The drug, pyridostigmine bromide, or PB, was distributed to 250,000 to 300,000 of the nearly 700,000 troops sent to the Persian Gulf in 1990 and 1991 as a "pretreatment" for potential Iraqi attacks with the nerve agent soman. While the drug has been used since 1955 to treat a rare neurological disorder, its use as an antidote to soman is still regarded as experimental.

More than 100,000 veterans have reported experiencing symptoms attributed to Gulf War syndrome, including chronic fatigue, muscle pain, memory loss and sleep disorders. But because of the Pentagon's admittedly shoddy record-keeping during the war, it may be impossible to know how many of those took the drug and in what quantities.

The report represented a breakthrough after years in which the Pentagon has systematically discounted possible explanations for the ailments, from stress to exposure to oil-well fires and depleted uranium used in American bombs.

Wary of the reaction of veterans' groups and their supporters in Congress, Pentagon officials on Monday played down the findings of the survey, which was conducted over the last two years by the Rand Corp., a nonprofit research organization funded by the Department of Defense.

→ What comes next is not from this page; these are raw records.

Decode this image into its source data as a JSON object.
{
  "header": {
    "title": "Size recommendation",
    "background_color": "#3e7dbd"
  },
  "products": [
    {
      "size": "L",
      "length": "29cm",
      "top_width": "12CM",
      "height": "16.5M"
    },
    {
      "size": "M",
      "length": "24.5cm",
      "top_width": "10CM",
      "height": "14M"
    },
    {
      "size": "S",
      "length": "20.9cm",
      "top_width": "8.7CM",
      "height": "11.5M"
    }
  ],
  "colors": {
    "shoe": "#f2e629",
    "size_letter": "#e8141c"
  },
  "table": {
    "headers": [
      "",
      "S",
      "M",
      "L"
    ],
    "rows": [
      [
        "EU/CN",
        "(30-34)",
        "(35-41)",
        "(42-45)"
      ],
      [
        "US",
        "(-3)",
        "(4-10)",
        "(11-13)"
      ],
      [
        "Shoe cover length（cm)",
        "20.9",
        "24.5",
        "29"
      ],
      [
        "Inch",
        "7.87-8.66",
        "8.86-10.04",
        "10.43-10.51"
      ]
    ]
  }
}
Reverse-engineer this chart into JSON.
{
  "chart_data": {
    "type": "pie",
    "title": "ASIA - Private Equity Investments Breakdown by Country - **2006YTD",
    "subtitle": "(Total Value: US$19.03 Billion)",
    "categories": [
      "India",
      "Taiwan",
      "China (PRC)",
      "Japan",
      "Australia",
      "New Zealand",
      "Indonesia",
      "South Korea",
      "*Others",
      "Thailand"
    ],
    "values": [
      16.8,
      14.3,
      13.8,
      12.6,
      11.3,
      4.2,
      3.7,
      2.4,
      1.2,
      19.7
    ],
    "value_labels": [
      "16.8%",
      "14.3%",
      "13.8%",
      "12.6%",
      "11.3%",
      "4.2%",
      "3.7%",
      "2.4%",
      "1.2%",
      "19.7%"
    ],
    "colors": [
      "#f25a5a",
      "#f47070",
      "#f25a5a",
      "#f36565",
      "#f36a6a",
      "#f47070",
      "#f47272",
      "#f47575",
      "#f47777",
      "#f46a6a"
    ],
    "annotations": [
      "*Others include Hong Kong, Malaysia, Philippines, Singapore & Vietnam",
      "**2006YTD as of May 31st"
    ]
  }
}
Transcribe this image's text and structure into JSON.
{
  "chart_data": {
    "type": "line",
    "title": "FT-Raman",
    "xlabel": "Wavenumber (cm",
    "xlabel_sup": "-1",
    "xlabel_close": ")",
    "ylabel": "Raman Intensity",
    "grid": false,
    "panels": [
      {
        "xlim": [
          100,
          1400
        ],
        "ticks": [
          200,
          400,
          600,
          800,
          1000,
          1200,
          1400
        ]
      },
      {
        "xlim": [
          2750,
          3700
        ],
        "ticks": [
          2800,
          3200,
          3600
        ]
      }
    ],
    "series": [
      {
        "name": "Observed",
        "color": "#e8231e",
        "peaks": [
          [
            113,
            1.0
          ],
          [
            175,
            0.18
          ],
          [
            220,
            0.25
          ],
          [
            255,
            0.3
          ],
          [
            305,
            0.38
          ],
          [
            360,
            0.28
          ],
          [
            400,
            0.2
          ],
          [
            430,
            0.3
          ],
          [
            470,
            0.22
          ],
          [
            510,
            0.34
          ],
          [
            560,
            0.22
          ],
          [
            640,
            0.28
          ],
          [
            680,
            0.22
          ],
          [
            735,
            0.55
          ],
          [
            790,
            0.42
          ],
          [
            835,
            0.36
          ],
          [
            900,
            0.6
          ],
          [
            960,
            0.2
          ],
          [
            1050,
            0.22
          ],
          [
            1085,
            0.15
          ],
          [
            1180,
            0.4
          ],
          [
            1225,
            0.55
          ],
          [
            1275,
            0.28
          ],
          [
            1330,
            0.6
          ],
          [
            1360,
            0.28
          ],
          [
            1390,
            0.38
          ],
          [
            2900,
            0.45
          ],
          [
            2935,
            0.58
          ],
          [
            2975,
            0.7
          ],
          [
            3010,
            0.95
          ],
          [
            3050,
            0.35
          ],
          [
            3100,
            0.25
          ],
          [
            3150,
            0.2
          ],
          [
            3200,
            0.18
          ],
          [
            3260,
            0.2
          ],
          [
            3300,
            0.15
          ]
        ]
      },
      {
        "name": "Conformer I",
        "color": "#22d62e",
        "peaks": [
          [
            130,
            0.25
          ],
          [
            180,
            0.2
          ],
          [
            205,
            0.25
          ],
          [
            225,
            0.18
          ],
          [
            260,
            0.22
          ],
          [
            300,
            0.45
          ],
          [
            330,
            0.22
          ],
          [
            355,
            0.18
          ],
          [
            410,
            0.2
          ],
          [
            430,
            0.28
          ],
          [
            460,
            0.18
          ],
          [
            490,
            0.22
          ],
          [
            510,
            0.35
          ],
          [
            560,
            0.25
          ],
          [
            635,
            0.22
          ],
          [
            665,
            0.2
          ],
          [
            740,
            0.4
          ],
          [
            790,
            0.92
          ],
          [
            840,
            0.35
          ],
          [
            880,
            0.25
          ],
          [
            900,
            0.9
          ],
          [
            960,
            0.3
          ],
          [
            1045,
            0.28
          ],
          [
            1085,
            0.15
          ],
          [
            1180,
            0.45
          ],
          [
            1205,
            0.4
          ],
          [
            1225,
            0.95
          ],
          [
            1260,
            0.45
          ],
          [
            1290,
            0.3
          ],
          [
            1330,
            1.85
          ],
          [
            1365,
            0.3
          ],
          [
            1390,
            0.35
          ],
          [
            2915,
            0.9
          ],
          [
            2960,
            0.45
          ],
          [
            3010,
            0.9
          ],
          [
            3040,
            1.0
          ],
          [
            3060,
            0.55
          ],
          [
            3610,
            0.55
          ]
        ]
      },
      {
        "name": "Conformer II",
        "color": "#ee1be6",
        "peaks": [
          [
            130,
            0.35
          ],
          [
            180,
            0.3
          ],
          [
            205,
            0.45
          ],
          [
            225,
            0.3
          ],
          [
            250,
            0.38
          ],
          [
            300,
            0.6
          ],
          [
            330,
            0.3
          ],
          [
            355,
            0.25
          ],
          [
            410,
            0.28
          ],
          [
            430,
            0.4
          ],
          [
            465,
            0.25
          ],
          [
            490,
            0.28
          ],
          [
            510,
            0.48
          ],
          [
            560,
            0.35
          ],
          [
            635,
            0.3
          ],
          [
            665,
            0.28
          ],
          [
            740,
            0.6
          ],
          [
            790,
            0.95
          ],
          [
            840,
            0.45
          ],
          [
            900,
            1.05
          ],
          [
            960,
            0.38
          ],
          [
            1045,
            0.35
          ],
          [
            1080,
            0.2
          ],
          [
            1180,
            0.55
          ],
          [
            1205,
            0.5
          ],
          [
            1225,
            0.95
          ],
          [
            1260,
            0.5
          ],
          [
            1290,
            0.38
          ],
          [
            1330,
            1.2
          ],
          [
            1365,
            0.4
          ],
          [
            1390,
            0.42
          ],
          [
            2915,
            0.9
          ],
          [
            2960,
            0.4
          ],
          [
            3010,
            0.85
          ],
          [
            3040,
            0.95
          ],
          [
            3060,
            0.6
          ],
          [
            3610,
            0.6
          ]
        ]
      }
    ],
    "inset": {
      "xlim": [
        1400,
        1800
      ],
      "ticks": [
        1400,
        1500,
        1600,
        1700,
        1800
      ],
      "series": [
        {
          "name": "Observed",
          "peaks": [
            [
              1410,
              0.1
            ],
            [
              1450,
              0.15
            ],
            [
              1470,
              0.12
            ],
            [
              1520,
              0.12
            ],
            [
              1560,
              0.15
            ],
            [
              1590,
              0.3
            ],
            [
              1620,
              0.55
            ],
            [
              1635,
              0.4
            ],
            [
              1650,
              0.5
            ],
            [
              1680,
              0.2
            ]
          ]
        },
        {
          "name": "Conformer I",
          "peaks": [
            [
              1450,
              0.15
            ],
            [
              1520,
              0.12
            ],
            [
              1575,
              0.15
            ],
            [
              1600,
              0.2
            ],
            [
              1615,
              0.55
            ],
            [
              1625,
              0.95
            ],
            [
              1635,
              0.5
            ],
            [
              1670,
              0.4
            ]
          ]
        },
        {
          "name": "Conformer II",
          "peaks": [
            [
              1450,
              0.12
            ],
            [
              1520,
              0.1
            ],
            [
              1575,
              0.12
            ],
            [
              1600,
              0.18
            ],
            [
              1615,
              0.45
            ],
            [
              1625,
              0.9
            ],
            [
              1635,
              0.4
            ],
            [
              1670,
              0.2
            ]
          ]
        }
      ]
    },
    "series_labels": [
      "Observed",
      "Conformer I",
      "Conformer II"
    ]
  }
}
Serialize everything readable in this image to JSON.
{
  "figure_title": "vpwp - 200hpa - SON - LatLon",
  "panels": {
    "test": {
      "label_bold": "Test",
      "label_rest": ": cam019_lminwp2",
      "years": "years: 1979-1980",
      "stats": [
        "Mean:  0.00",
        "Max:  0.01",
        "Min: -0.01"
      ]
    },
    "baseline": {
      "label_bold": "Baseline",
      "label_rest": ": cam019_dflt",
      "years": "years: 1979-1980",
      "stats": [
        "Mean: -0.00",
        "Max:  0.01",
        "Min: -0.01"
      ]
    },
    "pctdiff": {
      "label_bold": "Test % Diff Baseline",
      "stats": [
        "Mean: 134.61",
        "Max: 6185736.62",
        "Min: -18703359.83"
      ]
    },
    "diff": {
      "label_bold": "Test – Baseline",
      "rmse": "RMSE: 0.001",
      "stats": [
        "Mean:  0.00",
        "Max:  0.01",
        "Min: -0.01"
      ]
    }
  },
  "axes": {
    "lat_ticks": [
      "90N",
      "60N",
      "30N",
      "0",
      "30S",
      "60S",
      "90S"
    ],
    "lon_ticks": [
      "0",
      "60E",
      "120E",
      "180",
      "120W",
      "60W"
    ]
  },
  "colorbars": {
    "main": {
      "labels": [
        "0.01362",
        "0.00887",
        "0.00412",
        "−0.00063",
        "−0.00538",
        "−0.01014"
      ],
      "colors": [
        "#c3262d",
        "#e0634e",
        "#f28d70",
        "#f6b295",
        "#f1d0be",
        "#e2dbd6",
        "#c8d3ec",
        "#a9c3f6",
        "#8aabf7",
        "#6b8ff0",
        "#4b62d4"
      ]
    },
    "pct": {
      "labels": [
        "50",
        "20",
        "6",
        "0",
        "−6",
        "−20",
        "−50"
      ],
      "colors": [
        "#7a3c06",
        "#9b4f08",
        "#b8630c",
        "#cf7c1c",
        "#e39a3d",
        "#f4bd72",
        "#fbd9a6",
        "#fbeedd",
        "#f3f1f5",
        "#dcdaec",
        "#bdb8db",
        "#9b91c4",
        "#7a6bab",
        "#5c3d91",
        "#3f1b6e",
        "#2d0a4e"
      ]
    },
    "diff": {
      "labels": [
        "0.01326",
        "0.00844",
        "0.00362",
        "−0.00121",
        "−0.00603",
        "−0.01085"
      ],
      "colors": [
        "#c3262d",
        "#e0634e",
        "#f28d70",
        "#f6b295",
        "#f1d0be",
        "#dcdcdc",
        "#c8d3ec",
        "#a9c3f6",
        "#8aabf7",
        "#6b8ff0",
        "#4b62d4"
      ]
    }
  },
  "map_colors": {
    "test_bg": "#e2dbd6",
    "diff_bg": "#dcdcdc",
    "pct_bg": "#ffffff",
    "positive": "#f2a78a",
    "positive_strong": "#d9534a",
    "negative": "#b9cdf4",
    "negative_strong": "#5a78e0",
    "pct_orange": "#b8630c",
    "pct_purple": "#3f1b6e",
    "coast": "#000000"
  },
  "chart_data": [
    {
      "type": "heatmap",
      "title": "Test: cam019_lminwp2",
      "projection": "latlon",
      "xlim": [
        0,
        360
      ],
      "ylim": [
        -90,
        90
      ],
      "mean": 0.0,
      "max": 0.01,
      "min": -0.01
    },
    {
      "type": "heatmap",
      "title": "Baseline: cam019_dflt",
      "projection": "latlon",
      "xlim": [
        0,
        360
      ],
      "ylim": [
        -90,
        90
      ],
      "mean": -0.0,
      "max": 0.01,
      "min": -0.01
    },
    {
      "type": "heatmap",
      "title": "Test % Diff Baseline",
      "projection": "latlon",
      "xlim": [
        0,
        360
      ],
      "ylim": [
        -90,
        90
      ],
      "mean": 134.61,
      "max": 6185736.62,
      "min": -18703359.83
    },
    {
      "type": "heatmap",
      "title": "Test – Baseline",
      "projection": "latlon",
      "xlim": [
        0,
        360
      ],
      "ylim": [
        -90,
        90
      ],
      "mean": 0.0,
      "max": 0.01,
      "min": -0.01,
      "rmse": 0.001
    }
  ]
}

"This is not a Eureka," said Dr. Sue Bailey, who is the assistant secretary of defense for health affairs.

Bailey and other officials said they accepted the report's findings but added that more studies were needed before a direct scientific link could be established. They also said the Pentagon would continue to keep PB in its arsenal of vaccinations and antidotes for troops who might face attacks with chemical and biological weapons, even though the survey's conclusions also raises questions about the drug's effectiveness against soman in humans.

The report, written by Dr. Beatrice Alexandra Golomb, is a 385-page review and is based on the findings of scores of medical studies on PB and its effects.

It cites recent studies that have linked the drug to side effects similar to those experienced by some veterans, including one by Hebrew University in Israel that associated PB with neurological disorders in mice and another by the University of Texas and Duke University that concluded that PB, when mixed with other chemicals, can cause nerve damage.

Golomb's report then goes on to suggest that the drug's short-term effects can become chronic as PB causes abnormal levels of a nerve-signaling chemical called acetylcholine. The chemical is involved in many important bodily functions, including sleep, muscular activity, memory and pain, which have all been cited as problems for ill veterans.

The report also says that research has shown that individual reactions to the drug depend on different factors, including stress, physiological differences and exposure to other agents, including pesticides, and even such benign things as nicotine and caffeine. That would explain why only some veterans have reported illnesses.

"One cannot rule out the possibility that long-term effects of PB might occur and might participate in the production of neuropsychological and other deficits reported by some" Gulf War veterans, Golomb concludes.

Scientists and veterans' advocates have long pointed to PB, as well as other experimental drugs given to troops in the Gulf, as one of the possible culprits in the still unexplained illnesses attributed to "Gulf War syndrome."